Ukraine Needs the IMF's Tough Love
The International Monetary Fund has threatened to cut off aid to Ukraine unless the government finally cracks down on corruption. It’s the right message, and the fund should be prepared to follow through if President Petro Poroshenko fails to deliver.
Make no mistake: This would be a devastating blow for a country still struggling with a Russia-inspired insurgency in its eastern provinces. The IMF-led $40 billion aid program is keeping Ukraine’s economy alive, if just barely.
The unfortunate truth is, independent Ukraine has so far shown itself incapable of reform. It’s been almost two years since former President Viktor Yanukovych was ousted (and Russia, in response, annexed Crimea). With the conflict in the eastern Donbas region now merely simmering, the greatest threat to Ukraine’s continued existence as an independent state is its own corruption.
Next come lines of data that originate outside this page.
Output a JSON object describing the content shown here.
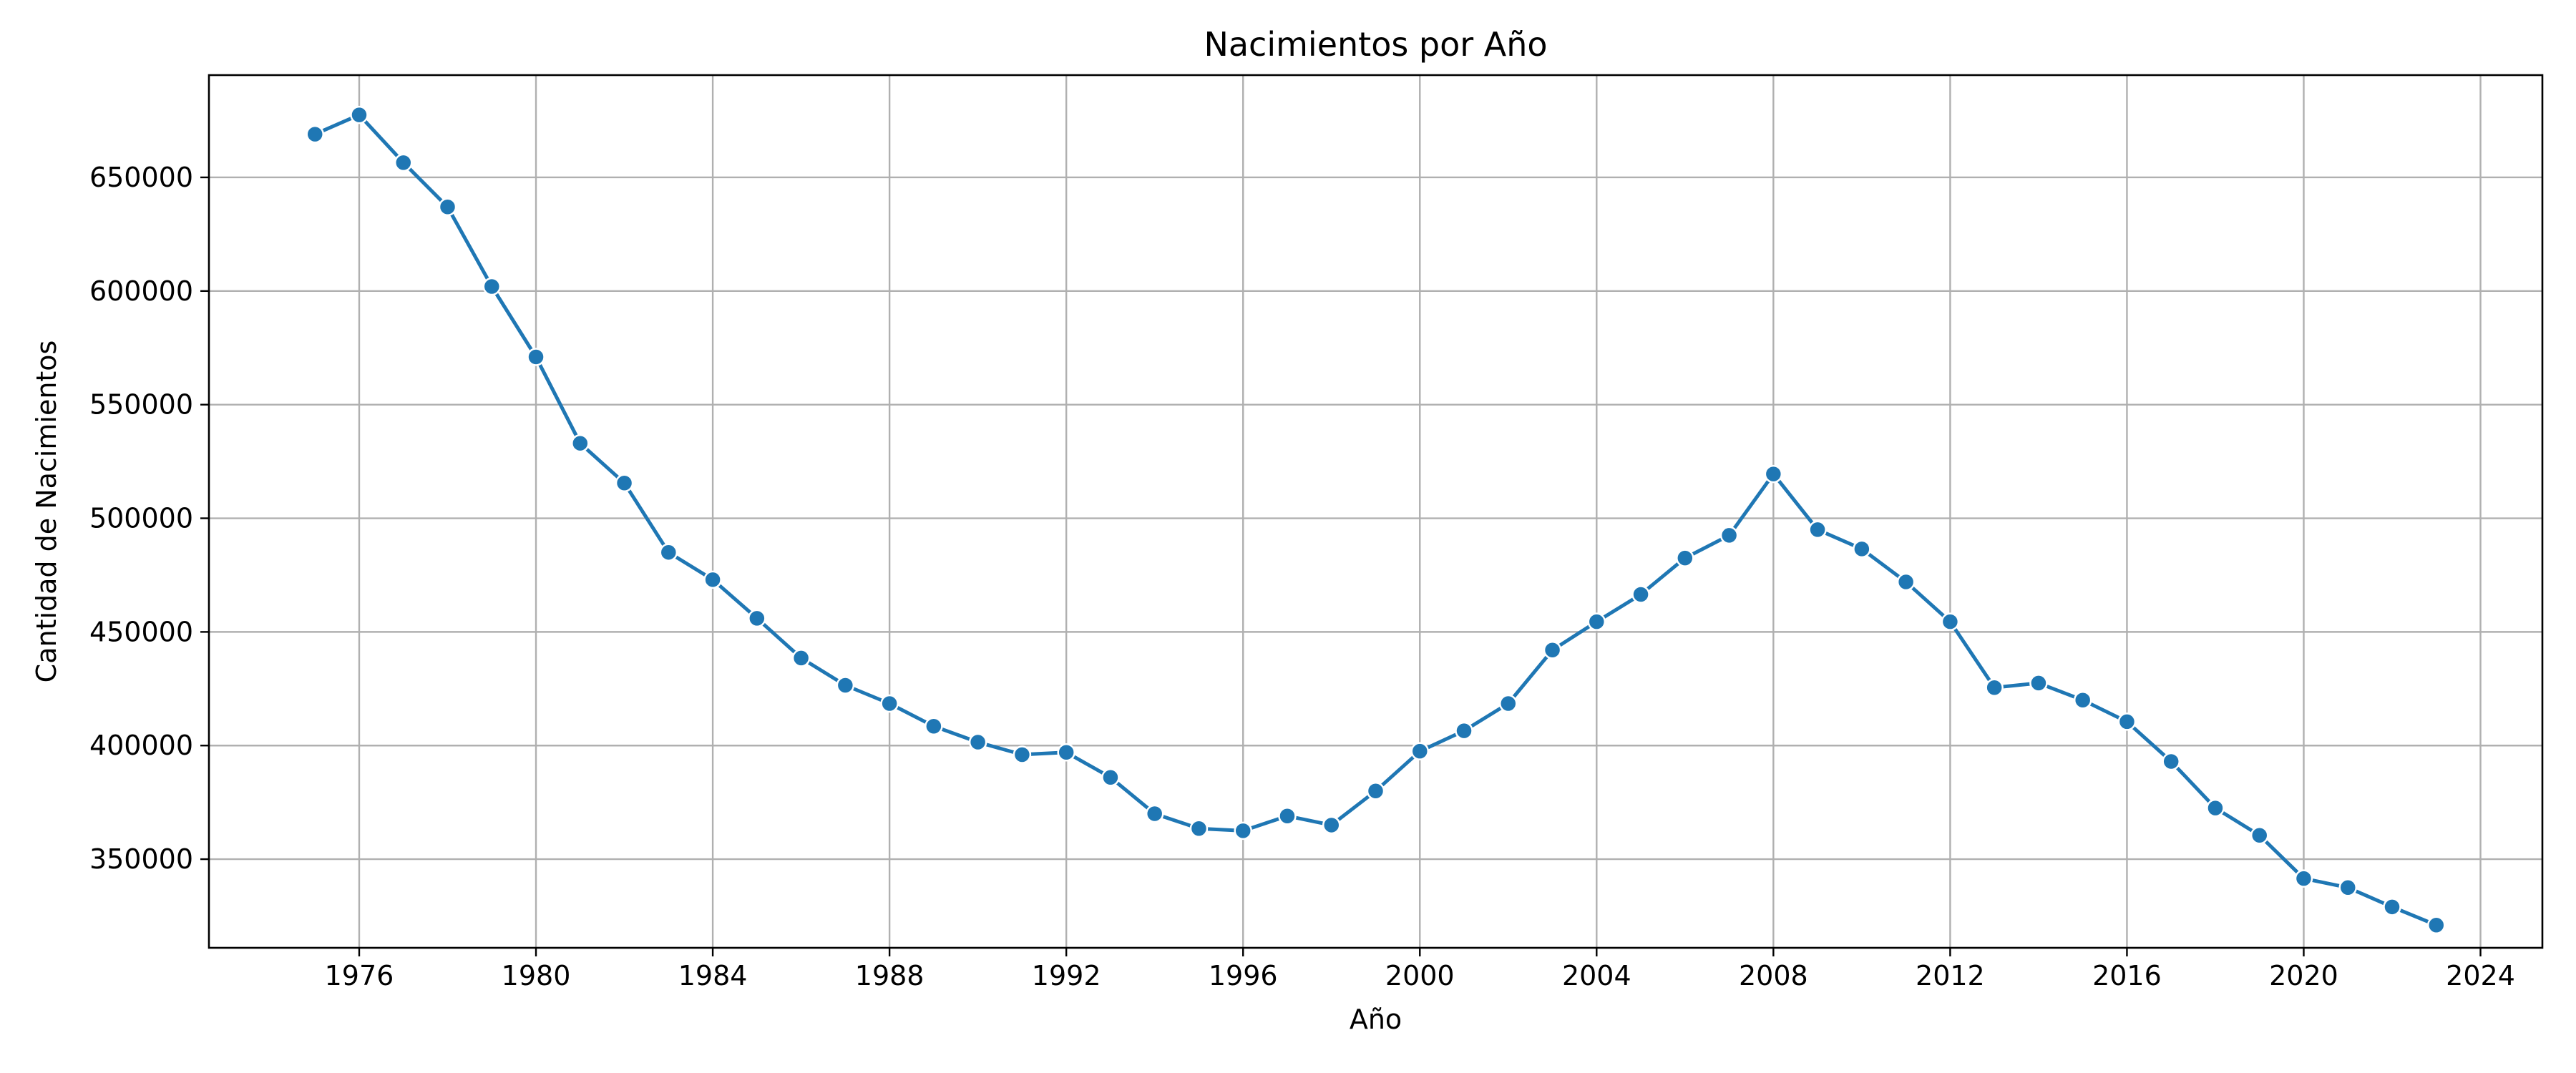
{
  "chart_data": {
    "type": "line",
    "title": "Nacimientos por Año",
    "xlabel": "Año",
    "ylabel": "Cantidad de Nacimientos",
    "xlim": [
      1972.6,
      2025.4
    ],
    "ylim": [
      311000,
      695000
    ],
    "xticks": [
      1976,
      1980,
      1984,
      1988,
      1992,
      1996,
      2000,
      2004,
      2008,
      2012,
      2016,
      2020,
      2024
    ],
    "yticks": [
      350000,
      400000,
      450000,
      500000,
      550000,
      600000,
      650000
    ],
    "grid": true,
    "color": "#1f77b4",
    "series": [
      {
        "x": [
          1975,
          1976,
          1977,
          1978,
          1979,
          1980,
          1981,
          1982,
          1983,
          1984,
          1985,
          1986,
          1987,
          1988,
          1989,
          1990,
          1991,
          1992,
          1993,
          1994,
          1995,
          1996,
          1997,
          1998,
          1999,
          2000,
          2001,
          2002,
          2003,
          2004,
          2005,
          2006,
          2007,
          2008,
          2009,
          2010,
          2011,
          2012,
          2013,
          2014,
          2015,
          2016,
          2017,
          2018,
          2019,
          2020,
          2021,
          2022,
          2023
        ],
        "values": [
          669000,
          677500,
          656500,
          637000,
          602000,
          571000,
          533000,
          515500,
          485000,
          473000,
          456000,
          438500,
          426500,
          418500,
          408500,
          401500,
          396000,
          397000,
          386000,
          370000,
          363500,
          362500,
          369000,
          365000,
          380000,
          397500,
          406500,
          418500,
          442000,
          454500,
          466500,
          482500,
          492500,
          519500,
          495000,
          486500,
          472000,
          454500,
          425500,
          427500,
          420000,
          410500,
          393000,
          372500,
          360500,
          341500,
          337500,
          329000,
          321000
        ]
      }
    ]
  }
}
The country’s persistent vulnerability to this problem has inspired two popular uprisings, in 2004 and 2013. And corruption, especially in the energy field, is what has exposed the country to manipulation -- and, later, invasion -- by Russia.
So what to do? After IMF Managing Director Christine Lagarde issued her threat, Poroshenko promised to deliver a road map to reform. It should include at least three proposals.
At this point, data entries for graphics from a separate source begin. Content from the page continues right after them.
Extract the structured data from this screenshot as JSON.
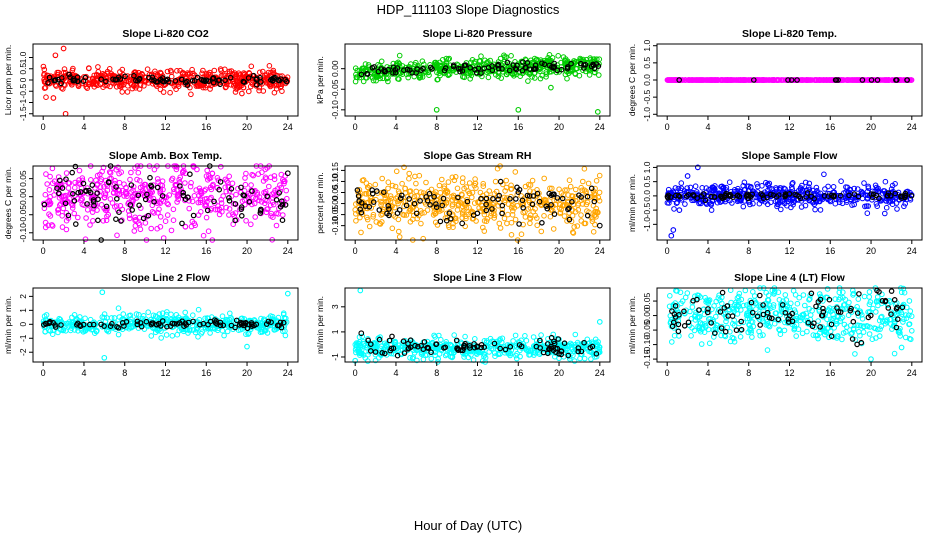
{
  "title": "HDP_111103  Slope Diagnostics",
  "xlabel": "Hour of Day (UTC)",
  "x_ticks": [
    "0",
    "4",
    "8",
    "12",
    "16",
    "20",
    "24"
  ],
  "chart_data": [
    {
      "type": "scatter",
      "title": "Slope Li-820 CO2",
      "ylabel": "Licor ppm per min.",
      "ylim": [
        -1.6,
        1.6
      ],
      "yticks": [
        -1.5,
        -1.0,
        -0.5,
        0.0,
        0.5,
        1.0
      ],
      "yticklabels": [
        "-1.5",
        "-1",
        "-0.5",
        "0",
        "0.5",
        "1.0"
      ],
      "series": [
        {
          "name": "all",
          "color": "#ff0000",
          "spread": 0.22,
          "outliers": [
            [
              2,
              1.4
            ],
            [
              1.2,
              1.1
            ],
            [
              2.2,
              -1.5
            ],
            [
              1,
              -0.8
            ],
            [
              19.5,
              -0.6
            ]
          ]
        },
        {
          "name": "highlighted",
          "color": "#000000",
          "spread": 0.08
        }
      ]
    },
    {
      "type": "scatter",
      "title": "Slope Li-820 Pressure",
      "ylabel": "kPa per min.",
      "ylim": [
        -0.115,
        0.06
      ],
      "yticks": [
        -0.1,
        -0.05,
        0.0
      ],
      "yticklabels": [
        "-0.10",
        "-0.05",
        "0.00"
      ],
      "series": [
        {
          "name": "all",
          "color": "#00cc00",
          "spread": 0.012,
          "trend": 0.0008,
          "outliers": [
            [
              8,
              -0.1
            ],
            [
              16,
              -0.1
            ],
            [
              23.8,
              -0.105
            ],
            [
              19.2,
              -0.046
            ]
          ]
        },
        {
          "name": "highlighted",
          "color": "#000000",
          "spread": 0.006,
          "trend": 0.0006
        }
      ]
    },
    {
      "type": "scatter",
      "title": "Slope Li-820 Temp.",
      "ylabel": "degrees C per min.",
      "ylim": [
        -1.05,
        1.05
      ],
      "yticks": [
        -1.0,
        -0.5,
        0.0,
        0.5,
        1.0
      ],
      "yticklabels": [
        "-1.0",
        "-0.5",
        "0.0",
        "0.5",
        "1.0"
      ],
      "series": [
        {
          "name": "all",
          "color": "#ff00ff",
          "spread": 0.0
        },
        {
          "name": "highlighted",
          "color": "#000000",
          "spread": 0.0
        }
      ]
    },
    {
      "type": "scatter",
      "title": "Slope Amb. Box Temp.",
      "ylabel": "degrees C per min.",
      "ylim": [
        -0.12,
        0.085
      ],
      "yticks": [
        -0.1,
        -0.05,
        0.0,
        0.05
      ],
      "yticklabels": [
        "-0.10",
        "-0.05",
        "0.00",
        "0.05"
      ],
      "series": [
        {
          "name": "all",
          "color": "#ff00ff",
          "spread": 0.045
        },
        {
          "name": "highlighted",
          "color": "#000000",
          "spread": 0.04,
          "outliers": [
            [
              24,
              0.065
            ]
          ]
        }
      ]
    },
    {
      "type": "scatter",
      "title": "Slope Gas Stream RH",
      "ylabel": "percent per min.",
      "ylim": [
        -0.165,
        0.17
      ],
      "yticks": [
        -0.1,
        -0.05,
        0.0,
        0.05,
        0.1,
        0.15
      ],
      "yticklabels": [
        "-0.10",
        "-0.05",
        "0.00",
        "0.05",
        "0.10",
        "0.15"
      ],
      "series": [
        {
          "name": "all",
          "color": "#ffa500",
          "spread": 0.06
        },
        {
          "name": "highlighted",
          "color": "#000000",
          "spread": 0.04,
          "outliers": [
            [
              24,
              -0.1
            ],
            [
              10.5,
              -0.09
            ]
          ]
        }
      ]
    },
    {
      "type": "scatter",
      "title": "Slope Sample Flow",
      "ylabel": "ml/min per min.",
      "ylim": [
        -1.55,
        1.05
      ],
      "yticks": [
        -1.0,
        -0.5,
        0.0,
        0.5,
        1.0
      ],
      "yticklabels": [
        "-1.0",
        "-0.5",
        "0.0",
        "0.5",
        "1.0"
      ],
      "series": [
        {
          "name": "all",
          "color": "#0000ff",
          "spread": 0.2,
          "outliers": [
            [
              0.6,
              -1.2
            ],
            [
              1.2,
              -0.5
            ],
            [
              3,
              1.0
            ],
            [
              2,
              0.7
            ],
            [
              0.4,
              -1.4
            ]
          ]
        },
        {
          "name": "highlighted",
          "color": "#000000",
          "spread": 0.05
        }
      ]
    },
    {
      "type": "scatter",
      "title": "Slope Line 2 Flow",
      "ylabel": "ml/min per min.",
      "ylim": [
        -2.7,
        2.6
      ],
      "yticks": [
        -2,
        -1,
        0,
        1,
        2
      ],
      "yticklabels": [
        "-2",
        "-1",
        "0",
        "1",
        "2"
      ],
      "series": [
        {
          "name": "all",
          "color": "#00ffff",
          "spread": 0.35,
          "outliers": [
            [
              5.8,
              2.3
            ],
            [
              24,
              2.2
            ],
            [
              20,
              -1.6
            ],
            [
              6,
              -2.4
            ]
          ]
        },
        {
          "name": "highlighted",
          "color": "#000000",
          "spread": 0.12
        }
      ]
    },
    {
      "type": "scatter",
      "title": "Slope Line 3 Flow",
      "ylabel": "ml/min per min.",
      "ylim": [
        -1.4,
        4.5
      ],
      "yticks": [
        -1,
        1,
        3
      ],
      "yticklabels": [
        "-1",
        "1",
        "3"
      ],
      "series": [
        {
          "name": "all",
          "color": "#00ffff",
          "spread": 0.4,
          "center": -0.3,
          "outliers": [
            [
              0.5,
              4.3
            ],
            [
              24,
              1.8
            ],
            [
              0,
              -1.3
            ],
            [
              20,
              -1.1
            ]
          ]
        },
        {
          "name": "highlighted",
          "color": "#000000",
          "spread": 0.3,
          "center": -0.2,
          "outliers": [
            [
              0.6,
              0.9
            ]
          ]
        }
      ]
    },
    {
      "type": "scatter",
      "title": "Slope Line 4 (LT) Flow",
      "ylabel": "ml/min per min.",
      "ylim": [
        -0.16,
        0.095
      ],
      "yticks": [
        -0.15,
        -0.1,
        -0.05,
        0.0,
        0.05
      ],
      "yticklabels": [
        "-0.15",
        "-0.10",
        "-0.05",
        "0.00",
        "0.05"
      ],
      "series": [
        {
          "name": "all",
          "color": "#00ffff",
          "spread": 0.045,
          "outliers": [
            [
              20,
              -0.15
            ],
            [
              23,
              -0.11
            ]
          ]
        },
        {
          "name": "highlighted",
          "color": "#000000",
          "spread": 0.04
        }
      ]
    }
  ]
}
First, Ukraine needs an enforceable schedule for the privatizing most of the country’s 3,000-plus state-owned companies, whose losses are bleeding the budget dry. Under the country’s post-Soviet system, the profits these companies earn are privatized, but assets and losses remain the responsibility of the state. So, oligarchs pay stooges in parliament and government ministries to ensure that their people are put in charge of state enterprises. These appointees, in turn, can siphon revenues to their bosses -- and pass losses on to the state.
Naturally, it will take time to sell so many companies. In the meantime, Ukraine should form an independent committee of technocrats to cull corrupt managers and replace them with professionals.
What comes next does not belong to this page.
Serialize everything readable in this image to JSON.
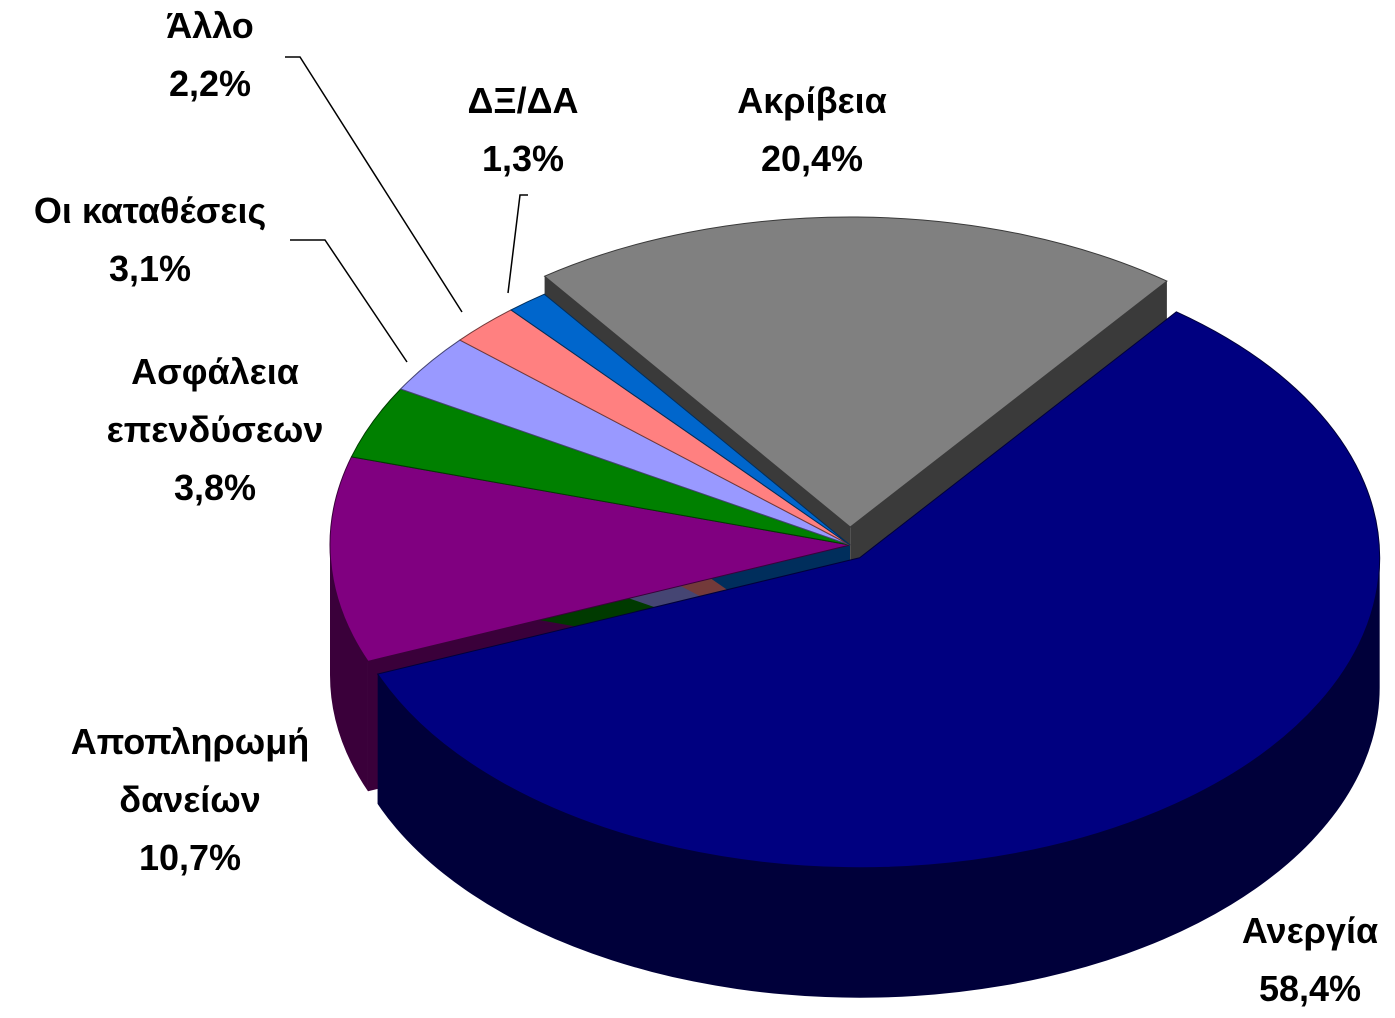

Also, special prosecutors, who at last are being hired to work with the new National Anti-Corruption Bureau, need to be protected from interference, so that corrupt officials can be brought to trial. Ideally their trials will be held before special corruption courts run by judges from outside Ukraine’s compromised judiciary -- if need be, from abroad.
Poroshenko must understand that Ukraine has reached a tipping point. Its Western donors are running out of patience, and so are some of its own leaders. Earlier this month, Aivaras Abromavicius, the reformist economy minister, resigned, protesting that he could no longer act as a “smokescreen” for malfeasance, including meddling in state enterprise appointments by a legislator who is a close business associate of Poroshenko’s. Finance Minister Natalie Jaresko and other technocrats who had hoped to produce change are also threatening to resign.
Poroshenko’s promised road map will need to satisfy Western donors and reformist ministers alike. Indeed, the proposals it contains should be solid enough to persuade Abromavicius to return to his job. No one is in a better position to judge whether the government is getting serious about reform.